2. De rechtbank heeft het beroep tegen het bestreden besluit ongegrond verklaard en daarmee het besluit in stand gelaten. De rechtbank heeft overwogen dat, anders dan appellante heeft gesteld, artikel 61 van de Wet WIA de grondslag biedt voor verrekening van de inkomsten uit arbeid uit Duitsland.

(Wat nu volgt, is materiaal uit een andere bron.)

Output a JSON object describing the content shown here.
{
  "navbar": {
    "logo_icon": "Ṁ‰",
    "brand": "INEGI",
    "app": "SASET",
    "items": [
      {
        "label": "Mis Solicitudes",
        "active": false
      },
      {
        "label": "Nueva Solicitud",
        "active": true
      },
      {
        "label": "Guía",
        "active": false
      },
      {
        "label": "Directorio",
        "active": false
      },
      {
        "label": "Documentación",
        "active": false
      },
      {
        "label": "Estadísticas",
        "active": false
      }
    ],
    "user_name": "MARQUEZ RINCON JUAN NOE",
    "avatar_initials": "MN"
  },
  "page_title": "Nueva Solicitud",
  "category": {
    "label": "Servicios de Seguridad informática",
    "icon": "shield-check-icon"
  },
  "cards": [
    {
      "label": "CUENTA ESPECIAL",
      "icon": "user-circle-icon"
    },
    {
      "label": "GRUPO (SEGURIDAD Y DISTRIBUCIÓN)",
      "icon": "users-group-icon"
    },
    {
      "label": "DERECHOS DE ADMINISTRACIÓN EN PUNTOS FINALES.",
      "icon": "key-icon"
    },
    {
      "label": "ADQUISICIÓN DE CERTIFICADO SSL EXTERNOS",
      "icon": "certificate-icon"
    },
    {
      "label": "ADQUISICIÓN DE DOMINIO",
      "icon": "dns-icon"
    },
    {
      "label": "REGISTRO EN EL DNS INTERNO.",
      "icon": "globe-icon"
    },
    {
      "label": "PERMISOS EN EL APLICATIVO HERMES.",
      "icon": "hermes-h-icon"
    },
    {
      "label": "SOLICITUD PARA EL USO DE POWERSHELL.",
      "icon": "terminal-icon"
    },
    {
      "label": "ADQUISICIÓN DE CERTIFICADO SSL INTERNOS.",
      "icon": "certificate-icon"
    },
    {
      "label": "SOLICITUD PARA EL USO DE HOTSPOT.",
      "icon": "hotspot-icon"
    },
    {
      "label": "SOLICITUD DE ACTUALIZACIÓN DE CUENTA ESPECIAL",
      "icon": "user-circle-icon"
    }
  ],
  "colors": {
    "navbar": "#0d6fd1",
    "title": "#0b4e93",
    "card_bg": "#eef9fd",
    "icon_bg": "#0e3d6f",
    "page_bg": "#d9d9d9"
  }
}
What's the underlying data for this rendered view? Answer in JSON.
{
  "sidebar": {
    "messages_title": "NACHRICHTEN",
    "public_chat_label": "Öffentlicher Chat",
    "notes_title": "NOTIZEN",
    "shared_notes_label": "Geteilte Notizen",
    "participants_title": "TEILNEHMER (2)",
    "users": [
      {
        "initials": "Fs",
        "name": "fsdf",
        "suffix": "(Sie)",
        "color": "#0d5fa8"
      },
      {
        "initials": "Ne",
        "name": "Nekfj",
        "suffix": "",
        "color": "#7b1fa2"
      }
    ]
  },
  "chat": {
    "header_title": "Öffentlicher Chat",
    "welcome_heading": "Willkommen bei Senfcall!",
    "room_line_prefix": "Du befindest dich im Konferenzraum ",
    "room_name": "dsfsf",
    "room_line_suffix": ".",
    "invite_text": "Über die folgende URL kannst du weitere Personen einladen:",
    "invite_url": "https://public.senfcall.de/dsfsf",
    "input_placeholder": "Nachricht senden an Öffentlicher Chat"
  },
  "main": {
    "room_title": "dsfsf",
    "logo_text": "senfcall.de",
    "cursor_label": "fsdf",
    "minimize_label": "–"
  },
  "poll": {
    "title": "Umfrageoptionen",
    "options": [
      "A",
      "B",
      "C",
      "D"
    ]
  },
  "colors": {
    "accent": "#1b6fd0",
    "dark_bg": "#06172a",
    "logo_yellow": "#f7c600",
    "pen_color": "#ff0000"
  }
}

Het standpunt van appellante

3.1.

Volgens appellante is op grond van artikel 53 en overwegingen 29-31 van de preambule van Vo 883/20043 anticumulatie van buitenlandse inkomsten uit arbeid alleen mogelijk wanneer de betreffende nationale regeling anticumulatie met buitenlandse inkomsten uit arbeid expliciet mogelijk maakt. Een dergelijke expliciete grondslag ontbreekt in de Nederlandse socialezekerheidswetgeving. Noch de Wet WIA, noch het AIB4 kent een dergelijke uitdrukkelijke grondslag voor verrekening van buitenlands inkomen uit arbeid. Deze regelingen kennen slechts een algemene bevoegdheid voor anticumulatie en dat voldoet niet aan de voorwaarden van artikel 53 van Vo 883/2004. Het Uwv is daarom volgens appellante niet bevoegd om haar inkomsten uit arbeid uit Duitsland te verrekenen met de WIA-uitkering. Appellante heeft ook verwezen naar de bijzondere aard van een mini-job in Duitsland. De mini-job wordt in Duitsland fiscaal gunstig behandeld en dit moet doorwerken in de Nederlandse situatie.

Het standpunt van het Uwv

3.2.

Het Uwv heeft aanvankelijk het standpunt ingenomen dat de verrekening van de Duitse inkomsten is gebaseerd op artikel 61 van de Wet WIA en op artikel 3:2, eerste lid, onder a, van het AIB in samenhang met artikel 5 van Vo 883/2004. Naar aanleiding van nadere vragen van de Raad heeft het Uwv zijn standpunt gewijzigd. Artikel 5 van Vo 883/2004 biedt, volgens het Uwv, niet de juridische grondslag om alsnog te stellen dat betrokkene onder de definitie van werknemer valt als bedoeld onder artikel 1, onder o, van de Wfsv5, naar welke bepaling in artikel 3:2, eerste lid, onder a, AIB wordt verwezen. Het Uwv is bij nader inzien van mening dat de juridische grondslag voor het korten van de inkomsten uit de mini-job op de WIA-uitkering via artikel 61, achtste lid, van de Wet WIA, is gelegen in artikel 3:2, eerste lid, onder b, van de AIB. In deze bepaling wordt verwezen naar het loon, bedoeld in hoofdstuk II van de Wet LB 19646 en dit hoofdstuk kent geen territoriale begrenzing. Het Duitse loon uit dienstbetrekking, dus ook uit de mini-job, valt onder het begrip loon als bedoeld in artikel 10 van dit hoofdstuk. Dat dit inkomen in Duitsland fiscaal gunstig wordt behandeld, maakt niet uit voor het loonbegrip.

3.3.

Ter zitting heeft het Uwv desgevraagd gemeld dat inmiddels definitieve beslissingen zijn genomen met betrekking tot de vaststelling van de WIA-uitkering. De uitkomst van de onderhavige procedure zal worden meegenomen bij de vraag of die beslissingen stand kunnen houden.